The pope will also beatify on May 15 Charles de Foucauld, the famous French priest who was killed in 1916 during an anti-French uprising in southern Algeria after living for years as a hermit in Palestine. Also scheduled for beatification are seven Spanish martyrs killed in 1936 during the Spanish civil war and two other women religious.
The Vatican paved the way for Mother Marianne’s beatification last year with a Dec. 20 decree recognizing a miracle attributed to her intercession — the unexplained healing about a decade ago of a New York girl who had experienced multiple organ failure and was expected to die. The girl recovered after prayers sought Mother Marianne’s intercession.
In anticipation of her beatification, Mother Marianne’s remains were exhumed from her grave in Kalaupapa on Jan. 24. After farewell ceremonies on Molokai and Oahu, her bones were carried a week later to the Franciscan motherhouse in Syracuse where they will be enshrined.
Barbara Koob was born on Jan. 23, 1838, in Heppenheim, Germany, and was not yet two when her parents brought her and her three siblings to settle in Utica, N.Y. She became a U.S. citizen when her father was naturalized in 1855. The family later Americanized their surname as Cope.
Barbara took Marianne as her religious name when she joined the Sisters of St. Francis.
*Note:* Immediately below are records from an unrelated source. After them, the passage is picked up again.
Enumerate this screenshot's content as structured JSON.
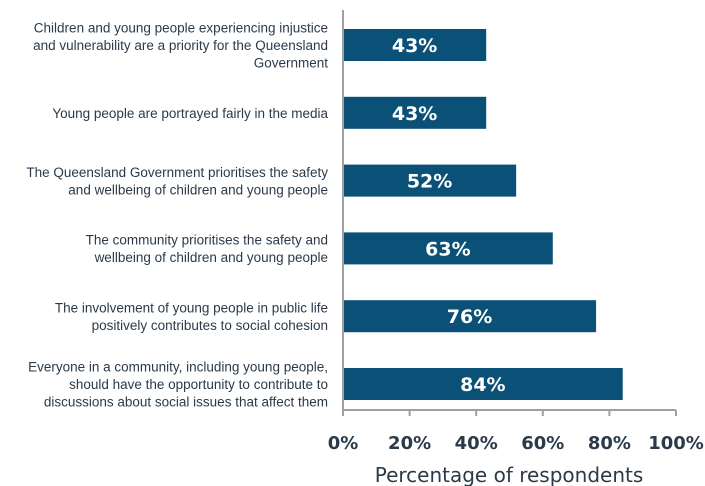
{
  "chart_data": {
    "type": "bar",
    "orientation": "horizontal",
    "categories": [
      "Children and young people experiencing injustice and vulnerability are a priority for the Queensland Government",
      "Young people are portrayed fairly in the media",
      "The Queensland Government prioritises the safety and wellbeing of children and young people",
      "The community prioritises the safety and wellbeing of children and young people",
      "The involvement of young people in public life positively contributes to social cohesion",
      "Everyone in a community, including young people, should have the opportunity to contribute to discussions about social issues that affect them"
    ],
    "category_lines": [
      [
        "Children and young people experiencing injustice",
        "and vulnerability are a priority for the Queensland",
        "Government"
      ],
      [
        "Young people are portrayed fairly in the media"
      ],
      [
        "The Queensland Government prioritises the safety",
        "and wellbeing of children and young people"
      ],
      [
        "The community prioritises the safety and",
        "wellbeing of children and young people"
      ],
      [
        "The involvement of young people in public life",
        "positively contributes to social cohesion"
      ],
      [
        "Everyone in a community, including young people,",
        "should have the opportunity to contribute to",
        "discussions about social issues that affect them"
      ]
    ],
    "values": [
      43,
      43,
      52,
      63,
      76,
      84
    ],
    "data_labels": [
      "43%",
      "43%",
      "52%",
      "63%",
      "76%",
      "84%"
    ],
    "x_ticks": [
      0,
      20,
      40,
      60,
      80,
      100
    ],
    "x_tick_labels": [
      "0%",
      "20%",
      "40%",
      "60%",
      "80%",
      "100%"
    ],
    "xlim": [
      0,
      100
    ],
    "xlabel": "Percentage of respondents",
    "ylabel": "",
    "title": "",
    "grid": false,
    "bar_color": "#0b5077",
    "axis_color": "#a0a0a0",
    "text_color": "#2b3a4a"
  }
}
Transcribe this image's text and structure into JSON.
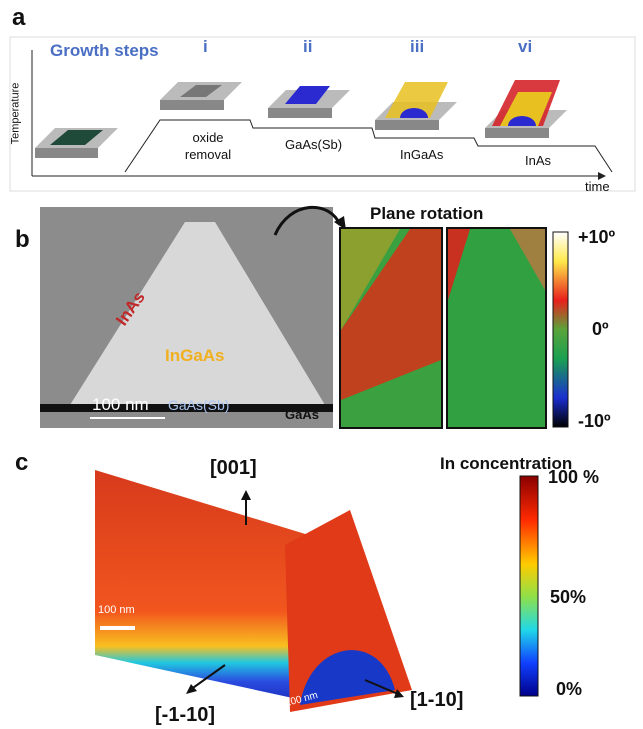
{
  "panel_a": {
    "label": "a",
    "title": "Growth steps",
    "steps": [
      "i",
      "ii",
      "iii",
      "vi"
    ],
    "y_axis": "Temperature",
    "x_axis": "time",
    "stages": [
      "oxide removal",
      "GaAs(Sb)",
      "InGaAs",
      "InAs"
    ]
  },
  "panel_b": {
    "label": "b",
    "title": "Plane rotation",
    "image_labels": [
      "InAs",
      "InGaAs",
      "100 nm",
      "GaAs(Sb)",
      "GaAs"
    ],
    "colorbar_labels": [
      "+10º",
      "0º",
      "-10º"
    ]
  },
  "panel_c": {
    "label": "c",
    "title": "In concentration",
    "directions": [
      "[001]",
      "[-1-10]",
      "[1-10]"
    ],
    "scale_bars": [
      "100 nm",
      "100 nm"
    ],
    "colorbar_labels": [
      "100 %",
      "50%",
      "0%"
    ]
  }
}
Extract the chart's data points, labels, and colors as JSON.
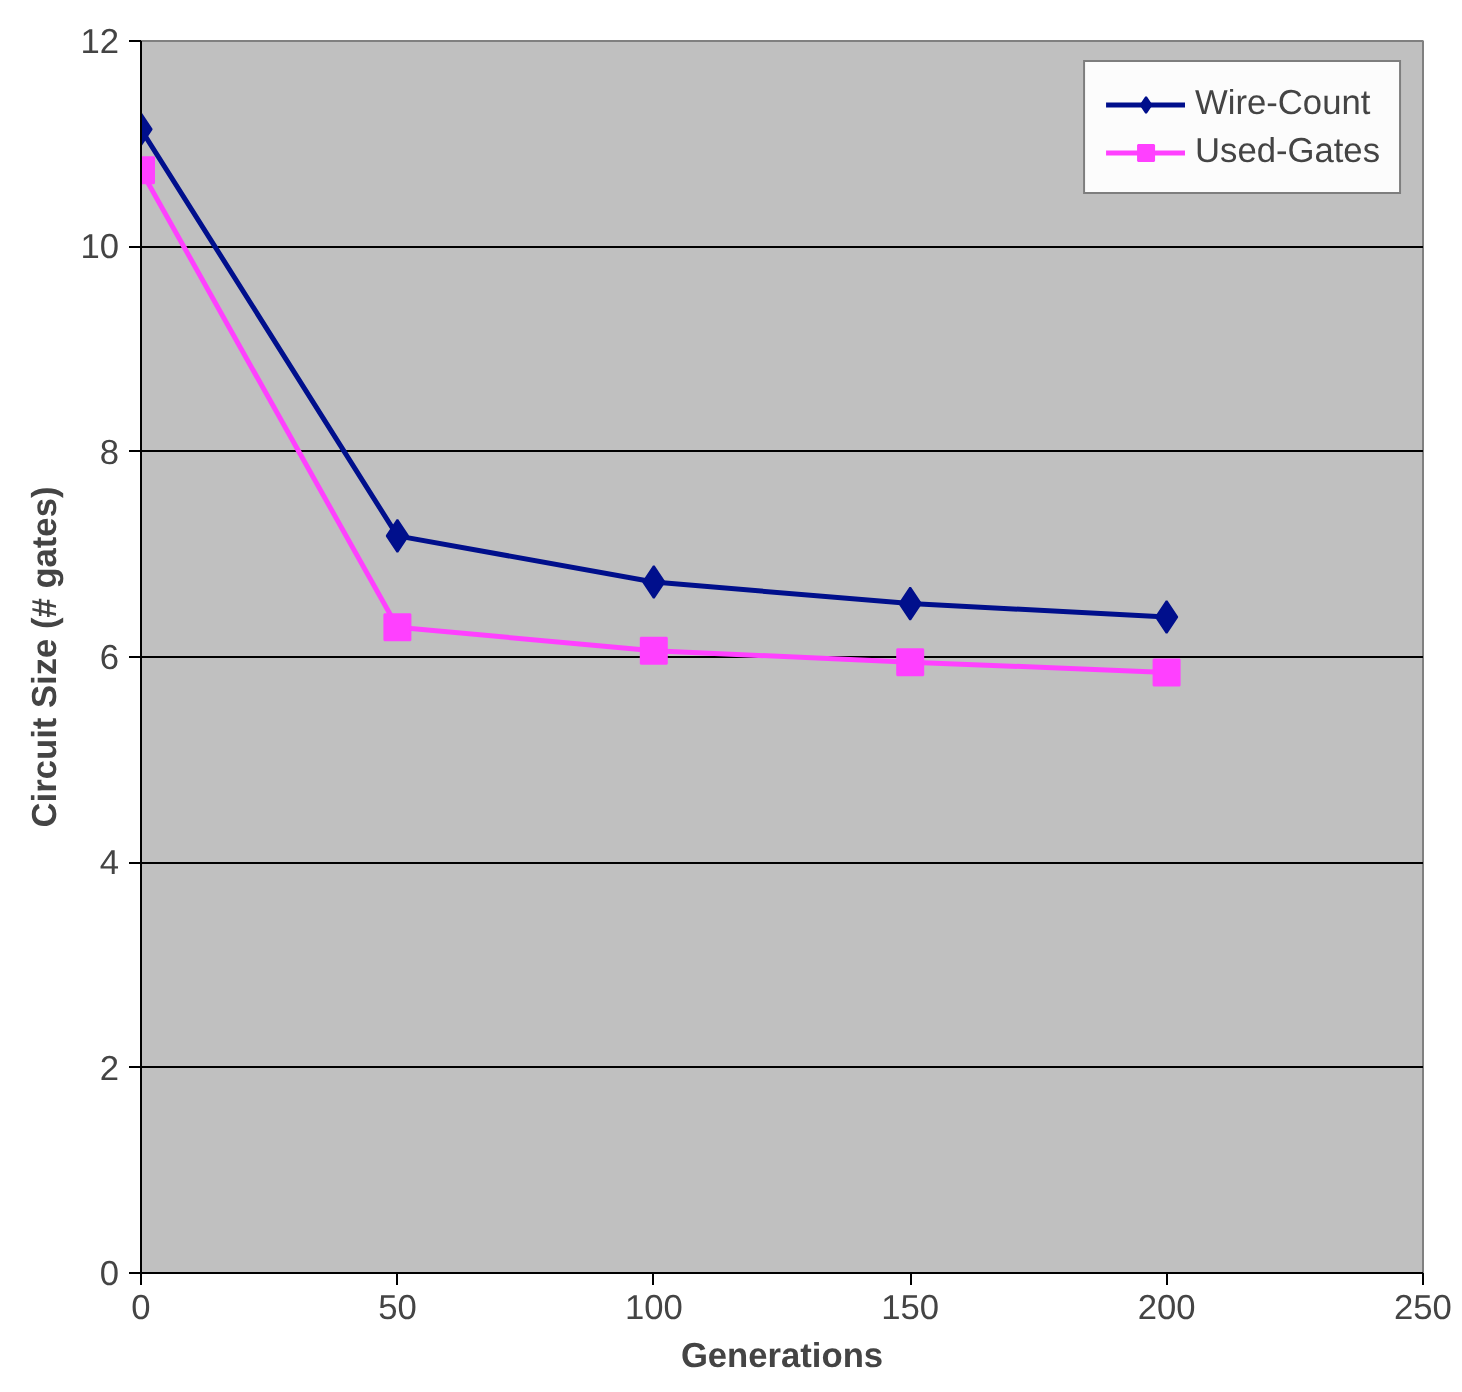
{
  "chart_data": {
    "type": "line",
    "xlabel": "Generations",
    "ylabel": "Circuit Size (# gates)",
    "x": [
      0,
      50,
      100,
      150,
      200
    ],
    "series": [
      {
        "name": "Wire-Count",
        "color": "#000f8c",
        "marker": "diamond",
        "values": [
          11.14,
          7.18,
          6.73,
          6.52,
          6.39
        ]
      },
      {
        "name": "Used-Gates",
        "color": "#ff40ff",
        "marker": "square",
        "values": [
          10.74,
          6.29,
          6.06,
          5.95,
          5.85
        ]
      }
    ],
    "xlim": [
      0,
      250
    ],
    "xticks": [
      0,
      50,
      100,
      150,
      200,
      250
    ],
    "ylim": [
      0,
      12
    ],
    "yticks": [
      0,
      2,
      4,
      6,
      8,
      10,
      12
    ],
    "grid": "y",
    "legend": "top right"
  }
}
Mother Marianne was a leading hospital administrator and the superior of her order in Syracuse in 1883 when she responded to the Hawaiian government’s appeal for health care workers to care for Hansen’s disease patients in Honolulu.
In New York, she had opened two hospitals, one a teaching institution, that were among the first 50 hospitals in the country.
She arrived in Hawaii on Nov. 8, 1883, at age 45, with six other Franciscan sisters. They first worked at the Kakaako Branch Hospital in Honolulu where Mother Marianne opened Kapiolani Home for the daughters of leprosy patients. She also founded Maui’s first general hospital.
Mother Marianne arrived at the Kalaupapa leprosy settlement on Molokai in 1888, a few months before the death of Blessed Damien de Veuster. She succeeded Father Damien as the settlement’s guiding force. She died there on Aug. 9, 1918, of natural causes.
Beatification — receiving the title of “Blessed” — is the final major step before sainthood.
Mother Marianne had reached the first major stage, being named “venerable,” only last year on April 19 following an intense study of her life by the Vatican Congregation for the Causes of Saints.
Once beatified, Mother Marianne will be given a feast day on the church calendar and public prayer during Mass and other liturgical functions asking for her intercession will be permitted. Canonization requires one more miracle attributed to her after her beatification.
Father Damien DeVeuster was beatified on Pentecost Sunday, June 4, 1995, exactly 10 years ago. He had originally be scheduled to be beatified on May 15, 1994, but the ceremony was delayed a year after Pope John Paul broke his hip.